Present day approaches to the study of language, linguistic processes and applied language technologies are crucially dependent on large 'treebanks'. These are collections of authentic sentences, annotated with detailed linguistic analyses at the syntactic and often also the semantic levels. Since there is currently no suitable treebank for Norwegian, and such a treebank is essential for progress, one will be constructed and made accessible in this project. INESS will be a research infrastructure providing access to detailed, high quality treebanks for Norwegian and other languages. The methods and tools from the pilot project TREPIL will be used to achieve this goal. A Norwegian reference corpus of 500,000 words will be automatically analyzed and manually disambiguated. This material will provide the pattern on which automatic annotation of 500 million words can be achieved. This annotation effort is the largest task in the project. INESS will allow researchers to search for syntactic and semantic patterns in actual language data.

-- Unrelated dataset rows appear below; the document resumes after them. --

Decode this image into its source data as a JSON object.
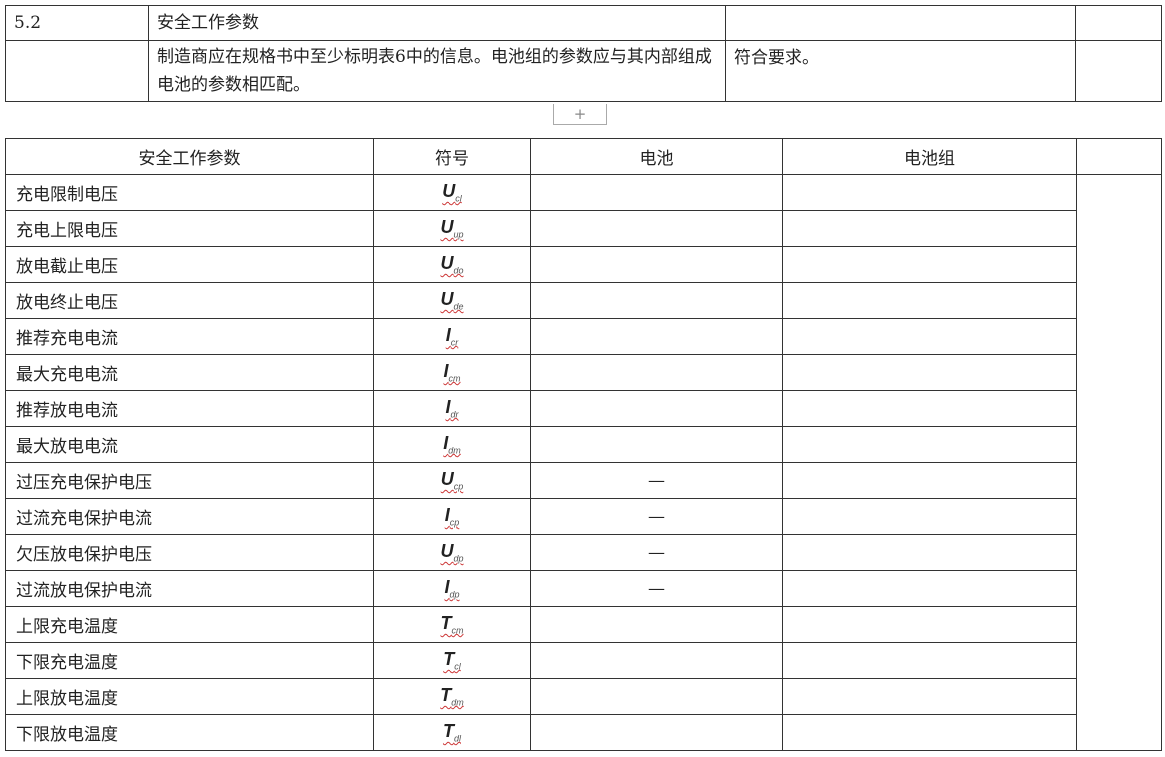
{
  "clause": {
    "number": "5.2",
    "title": "安全工作参数",
    "requirement": "制造商应在规格书中至少标明表6中的信息。电池组的参数应与其内部组成电池的参数相匹配。",
    "result": "符合要求。"
  },
  "add_button": "+",
  "table": {
    "headers": [
      "安全工作参数",
      "符号",
      "电池",
      "电池组"
    ],
    "rows": [
      {
        "param": "充电限制电压",
        "sym": "U",
        "sub": "cl",
        "cell": ""
      },
      {
        "param": "充电上限电压",
        "sym": "U",
        "sub": "up",
        "cell": ""
      },
      {
        "param": "放电截止电压",
        "sym": "U",
        "sub": "do",
        "cell": ""
      },
      {
        "param": "放电终止电压",
        "sym": "U",
        "sub": "de",
        "cell": ""
      },
      {
        "param": "推荐充电电流",
        "sym": "I",
        "sub": "cr",
        "cell": ""
      },
      {
        "param": "最大充电电流",
        "sym": "I",
        "sub": "cm",
        "cell": ""
      },
      {
        "param": "推荐放电电流",
        "sym": "I",
        "sub": "dr",
        "cell": ""
      },
      {
        "param": "最大放电电流",
        "sym": "I",
        "sub": "dm",
        "cell": ""
      },
      {
        "param": "过压充电保护电压",
        "sym": "U",
        "sub": "cp",
        "cell": "—"
      },
      {
        "param": "过流充电保护电流",
        "sym": "I",
        "sub": "cp",
        "cell": "—"
      },
      {
        "param": "欠压放电保护电压",
        "sym": "U",
        "sub": "dp",
        "cell": "—"
      },
      {
        "param": "过流放电保护电流",
        "sym": "I",
        "sub": "dp",
        "cell": "—"
      },
      {
        "param": "上限充电温度",
        "sym": "T",
        "sub": "cm",
        "cell": ""
      },
      {
        "param": "下限充电温度",
        "sym": "T",
        "sub": "cl",
        "cell": ""
      },
      {
        "param": "上限放电温度",
        "sym": "T",
        "sub": "dm",
        "cell": ""
      },
      {
        "param": "下限放电温度",
        "sym": "T",
        "sub": "dl",
        "cell": ""
      }
    ]
  }
}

This information will enrich our knowledge of the language and will be important for theoretical linguistics, historical linguistics, language teaching, and for the development of language based applications such as machine translation, information retrieval, human-computer interaction, etc. The next generation of IT systems that understand language will be dependent on linguistic insights gained from treebanks. INESS will be different from existing treebanks in that it will not only provide complex data, but it will make access to this information easy through intelligent and powerful interactions. The infrastructure will expand and evolve over time and users can experiment with the data in different ways, even build their own treebanks interactively.